A creditor gets an official judgment when it wins a lawsuit against you for an outstanding balance you neglected to pay. Although state laws differ, creditors can typically use their court judgments to take such collection action as garnishing wages and levying bank accounts. The debtor's death limits the creditor's options for collecting the judgment, sometimes rendering collection impossible.
Whenever an individual dies, his estate becomes the probate court's responsibility. The probate court and the executor of the debtor's estate distribute the deceased's remaining assets among his creditors and heirs. The creditor must file a claim with the probate court to receive payment for the judgment from the deceased's estate. Time limits for filing a claim vary by state.

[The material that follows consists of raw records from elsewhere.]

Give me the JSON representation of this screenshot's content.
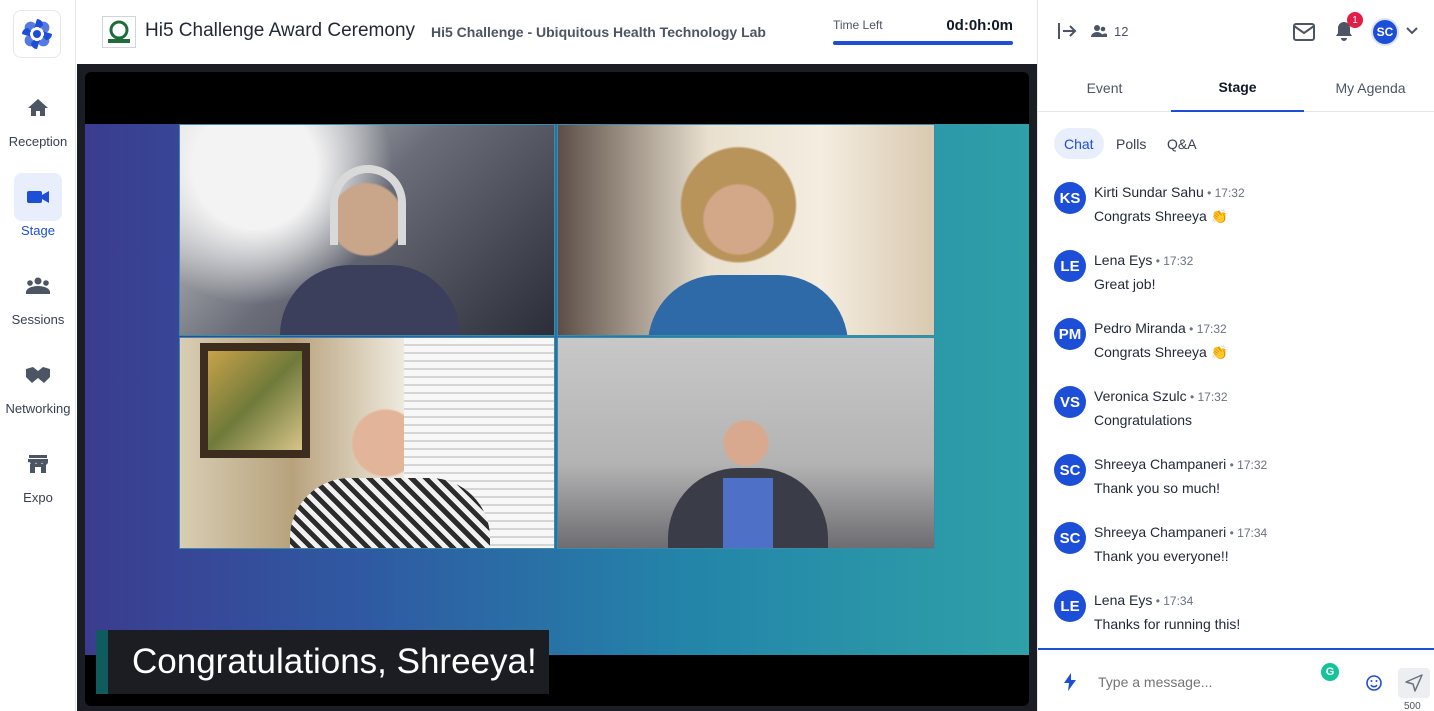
{
  "nav": {
    "items": [
      {
        "label": "Reception",
        "icon": "home-icon"
      },
      {
        "label": "Stage",
        "icon": "video-camera-icon",
        "active": true
      },
      {
        "label": "Sessions",
        "icon": "group-icon"
      },
      {
        "label": "Networking",
        "icon": "handshake-icon"
      },
      {
        "label": "Expo",
        "icon": "store-icon"
      }
    ]
  },
  "header": {
    "event_title": "Hi5 Challenge Award Ceremony",
    "organizer": "Hi5 Challenge - Ubiquitous Health Technology Lab",
    "time_left_label": "Time Left",
    "time_left_value": "0d:0h:0m",
    "accent": "#1d4ed8"
  },
  "stage": {
    "caption": "Congratulations, Shreeya!"
  },
  "right_panel": {
    "people_count": "12",
    "notification_count": "1",
    "user_initials": "SC",
    "tabs": [
      "Event",
      "Stage",
      "My Agenda"
    ],
    "active_tab": "Stage",
    "subtabs": [
      "Chat",
      "Polls",
      "Q&A"
    ],
    "active_subtab": "Chat",
    "messages": [
      {
        "initials": "KS",
        "name": "Kirti Sundar Sahu",
        "time": "17:32",
        "text": "Congrats Shreeya 👏"
      },
      {
        "initials": "LE",
        "name": "Lena Eys",
        "time": "17:32",
        "text": "Great job!"
      },
      {
        "initials": "PM",
        "name": "Pedro Miranda",
        "time": "17:32",
        "text": "Congrats Shreeya 👏"
      },
      {
        "initials": "VS",
        "name": "Veronica Szulc",
        "time": "17:32",
        "text": "Congratulations"
      },
      {
        "initials": "SC",
        "name": "Shreeya Champaneri",
        "time": "17:32",
        "text": "Thank you so much!"
      },
      {
        "initials": "SC",
        "name": "Shreeya Champaneri",
        "time": "17:34",
        "text": "Thank you everyone!!"
      },
      {
        "initials": "LE",
        "name": "Lena Eys",
        "time": "17:34",
        "text": "Thanks for running this!"
      }
    ],
    "composer": {
      "placeholder": "Type a message...",
      "char_limit": "500",
      "grammarly_letter": "G"
    }
  }
}
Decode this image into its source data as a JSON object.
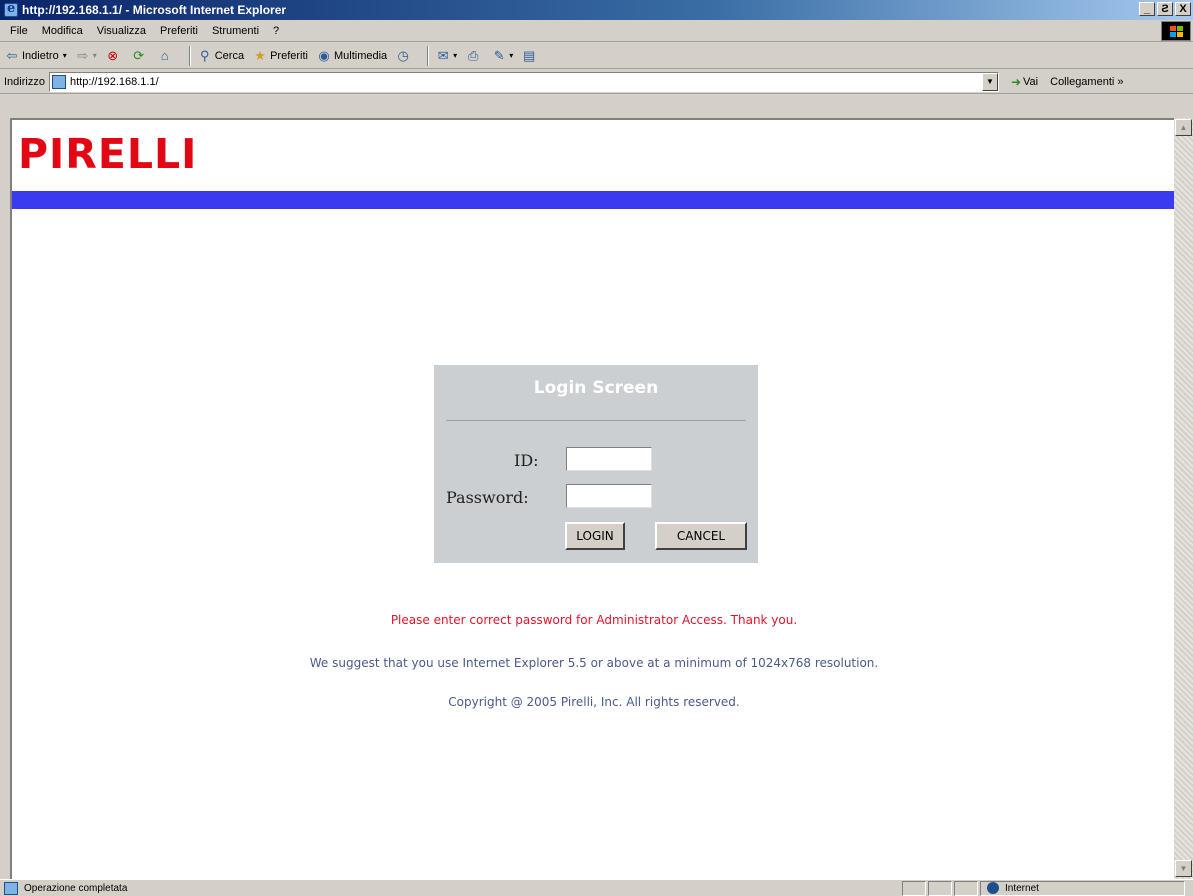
{
  "window": {
    "title": "http://192.168.1.1/ - Microsoft Internet Explorer",
    "controls": [
      "_",
      "Ƨ",
      "X"
    ]
  },
  "menu": {
    "items": [
      "File",
      "Modifica",
      "Visualizza",
      "Preferiti",
      "Strumenti",
      "?"
    ]
  },
  "toolbar": {
    "back_label": "Indietro",
    "search_label": "Cerca",
    "favorites_label": "Preferiti",
    "multimedia_label": "Multimedia"
  },
  "address": {
    "label": "Indirizzo",
    "url": "http://192.168.1.1/",
    "go_label": "Vai",
    "links_label": "Collegamenti »"
  },
  "page": {
    "logo_text": "PIRELLI",
    "login": {
      "title": "Login Screen",
      "id_label": "ID:",
      "password_label": "Password:",
      "id_value": "",
      "password_value": "",
      "login_button": "LOGIN",
      "cancel_button": "CANCEL"
    },
    "messages": {
      "warning": "Please enter correct password for Administrator Access. Thank you.",
      "suggestion": "We suggest that you use Internet Explorer 5.5 or above at a minimum of 1024x768 resolution.",
      "copyright": "Copyright @ 2005 Pirelli, Inc. All rights reserved."
    }
  },
  "status": {
    "text": "Operazione completata",
    "zone": "Internet"
  },
  "colors": {
    "logo_red": "#e30613",
    "band_blue": "#3a3af0",
    "warning_red": "#e0142a",
    "info_blue": "#4a5a8c",
    "login_box": "#cbcfd1"
  }
}
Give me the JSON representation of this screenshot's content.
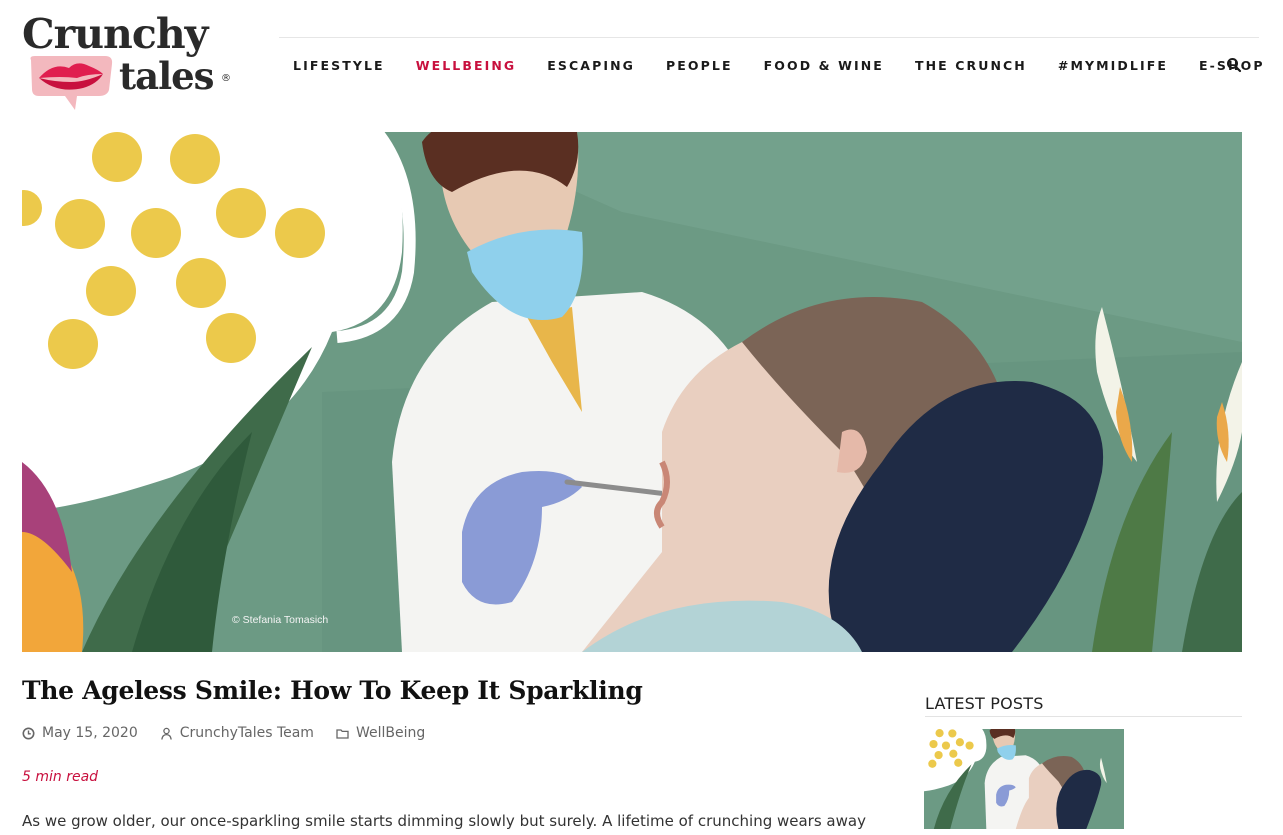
{
  "brand": {
    "logo_word1": "Crunchy",
    "logo_word2": "tales",
    "logo_reg": "®",
    "accent_color": "#c8103e"
  },
  "nav": {
    "items": [
      {
        "label": "LIFESTYLE",
        "active": false
      },
      {
        "label": "WELLBEING",
        "active": true
      },
      {
        "label": "ESCAPING",
        "active": false
      },
      {
        "label": "PEOPLE",
        "active": false
      },
      {
        "label": "FOOD & WINE",
        "active": false
      },
      {
        "label": "THE CRUNCH",
        "active": false
      },
      {
        "label": "#MYMIDLIFE",
        "active": false
      },
      {
        "label": "E-SHOP",
        "active": false
      }
    ],
    "search_icon": "search-icon"
  },
  "hero": {
    "credit": "© Stefania Tomasich"
  },
  "article": {
    "title": "The Ageless Smile: How To Keep It Sparkling",
    "date": "May 15, 2020",
    "author": "CrunchyTales Team",
    "category": "WellBeing",
    "read_time": "5 min read",
    "intro": "As we grow older, our once-sparkling smile starts dimming slowly but surely. A lifetime of crunching wears away the"
  },
  "sidebar": {
    "latest_title": "LATEST POSTS"
  }
}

If an individual leaves behind more debt than assets when she dies, the probate court deems her estate "insolvent." Insolvent estates do not go through the probate process because there is nothing to distribute. If a debtor dies insolvent, the creditor holding the judgment can limit its financial losses by claiming the unpaid debt as a tax loss.
Collecting From Family
A creditor that holds a judgment against a deceased individual may contact his family members and request that they pay the debt on his behalf. The deceased's family members are not legally obligated to repay his debts but have the option to do so. A creditor can also hire a collection agency to attempt to procure the debt from the deceased debtor's family members.

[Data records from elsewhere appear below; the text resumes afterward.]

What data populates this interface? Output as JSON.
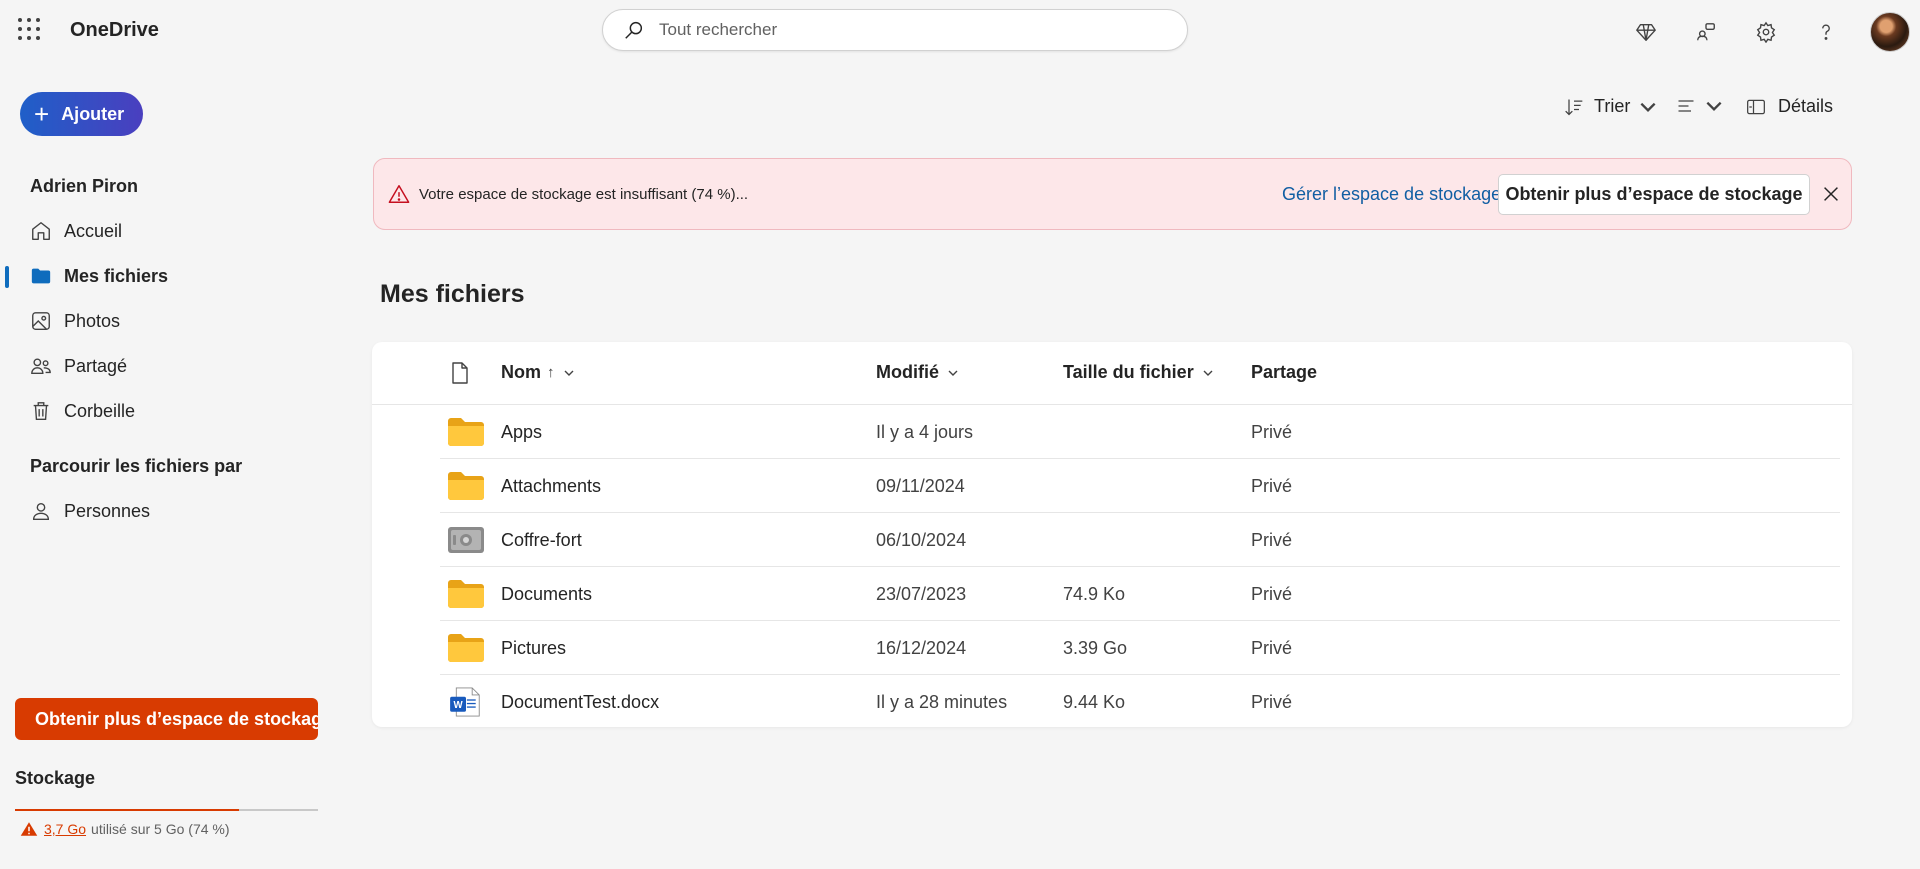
{
  "app": {
    "title": "OneDrive"
  },
  "search": {
    "placeholder": "Tout rechercher"
  },
  "header_icons": [
    "premium-diamond-icon",
    "share-people-icon",
    "settings-gear-icon",
    "help-question-icon",
    "user-avatar"
  ],
  "sidebar": {
    "add_label": "Ajouter",
    "user_name": "Adrien Piron",
    "items": [
      {
        "label": "Accueil",
        "icon": "home-icon"
      },
      {
        "label": "Mes fichiers",
        "icon": "folder-icon",
        "active": true
      },
      {
        "label": "Photos",
        "icon": "photo-icon"
      },
      {
        "label": "Partagé",
        "icon": "people-icon"
      },
      {
        "label": "Corbeille",
        "icon": "trash-icon"
      }
    ],
    "browse_title": "Parcourir les fichiers par",
    "browse_items": [
      {
        "label": "Personnes",
        "icon": "person-icon"
      }
    ],
    "storage_cta": "Obtenir plus d’espace de stockage",
    "storage_title": "Stockage",
    "storage_used": "3,7 Go",
    "storage_rest": "utilisé sur 5 Go (74 %)",
    "storage_percent": 74
  },
  "toolbar": {
    "sort_label": "Trier",
    "details_label": "Détails"
  },
  "banner": {
    "message": "Votre espace de stockage est insuffisant (74 %)...",
    "link": "Gérer l’espace de stockage",
    "button": "Obtenir plus d’espace de stockage"
  },
  "page": {
    "title": "Mes fichiers"
  },
  "table": {
    "columns": {
      "name": "Nom",
      "name_sort": "↑",
      "modified": "Modifié",
      "size": "Taille du fichier",
      "sharing": "Partage"
    },
    "rows": [
      {
        "type": "folder",
        "name": "Apps",
        "modified": "Il y a 4 jours",
        "size": "",
        "sharing": "Privé"
      },
      {
        "type": "folder",
        "name": "Attachments",
        "modified": "09/11/2024",
        "size": "",
        "sharing": "Privé"
      },
      {
        "type": "vault",
        "name": "Coffre-fort",
        "modified": "06/10/2024",
        "size": "",
        "sharing": "Privé"
      },
      {
        "type": "folder",
        "name": "Documents",
        "modified": "23/07/2023",
        "size": "74.9 Ko",
        "sharing": "Privé"
      },
      {
        "type": "folder",
        "name": "Pictures",
        "modified": "16/12/2024",
        "size": "3.39 Go",
        "sharing": "Privé"
      },
      {
        "type": "word",
        "name": "DocumentTest.docx",
        "modified": "Il y a 28 minutes",
        "size": "9.44 Ko",
        "sharing": "Privé"
      }
    ]
  },
  "colors": {
    "accent": "#0f6cbd",
    "warning": "#d83b01",
    "banner_bg": "#fde7e9",
    "folder": "#f6c244"
  }
}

If asked, the creditor or the collector it hires must disclose that the family members are not legally responsible for payment. The creditor or collection agency must also cease all contact with the deceased's family if asked to do so. It is illegal to harass a deceased individual's family members in an effort to collect her unpaid debts.

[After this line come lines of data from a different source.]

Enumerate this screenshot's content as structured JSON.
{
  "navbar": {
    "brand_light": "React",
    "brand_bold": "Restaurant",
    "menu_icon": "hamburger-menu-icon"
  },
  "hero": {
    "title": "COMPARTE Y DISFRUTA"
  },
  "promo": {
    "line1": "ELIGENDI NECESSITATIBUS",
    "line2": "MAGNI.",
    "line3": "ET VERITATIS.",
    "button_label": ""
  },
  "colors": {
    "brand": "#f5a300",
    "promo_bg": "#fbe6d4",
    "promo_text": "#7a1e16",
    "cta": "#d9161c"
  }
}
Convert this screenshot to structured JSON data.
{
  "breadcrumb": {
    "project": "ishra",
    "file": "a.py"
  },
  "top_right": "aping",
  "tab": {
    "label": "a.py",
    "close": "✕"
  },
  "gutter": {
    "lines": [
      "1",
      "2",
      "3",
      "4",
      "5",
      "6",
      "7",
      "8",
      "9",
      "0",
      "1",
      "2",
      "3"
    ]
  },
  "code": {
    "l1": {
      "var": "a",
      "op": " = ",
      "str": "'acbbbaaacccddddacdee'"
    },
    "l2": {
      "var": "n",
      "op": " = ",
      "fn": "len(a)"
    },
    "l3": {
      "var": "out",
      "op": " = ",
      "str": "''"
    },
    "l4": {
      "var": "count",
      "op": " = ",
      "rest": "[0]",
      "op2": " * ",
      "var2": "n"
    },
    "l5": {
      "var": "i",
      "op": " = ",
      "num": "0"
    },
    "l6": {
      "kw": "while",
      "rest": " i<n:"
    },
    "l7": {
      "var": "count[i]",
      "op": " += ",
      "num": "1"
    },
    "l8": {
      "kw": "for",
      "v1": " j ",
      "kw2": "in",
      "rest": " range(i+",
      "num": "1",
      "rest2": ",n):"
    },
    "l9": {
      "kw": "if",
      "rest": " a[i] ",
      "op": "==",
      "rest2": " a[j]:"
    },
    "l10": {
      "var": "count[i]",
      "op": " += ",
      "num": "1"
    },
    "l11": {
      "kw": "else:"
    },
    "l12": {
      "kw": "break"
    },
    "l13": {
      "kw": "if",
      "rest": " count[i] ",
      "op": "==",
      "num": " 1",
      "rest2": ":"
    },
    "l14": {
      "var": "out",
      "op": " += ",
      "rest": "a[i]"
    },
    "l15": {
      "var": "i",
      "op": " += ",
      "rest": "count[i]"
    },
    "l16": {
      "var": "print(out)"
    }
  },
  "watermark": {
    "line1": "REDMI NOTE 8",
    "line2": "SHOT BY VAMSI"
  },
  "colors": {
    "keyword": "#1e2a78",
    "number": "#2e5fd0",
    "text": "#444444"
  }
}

Judgments typically give creditors the right to place liens against an individual's property. If a creditor uses its court judgment to attach a lien to real estate the debtor owns, his death does not automatically dissolve the lien. Whoever takes on responsibility for the debtor's property must pay off the creditor's lien before selling the property.
An exception to this rule applies if the debtor was a partial owner of the property under joint tenancy with right to survivorship. Joint tenancy laws dictate that, once a property owner dies, full ownership of the property passes to the other property owner, dissolving any judgment liens against the property due to the deceased's unpaid debts.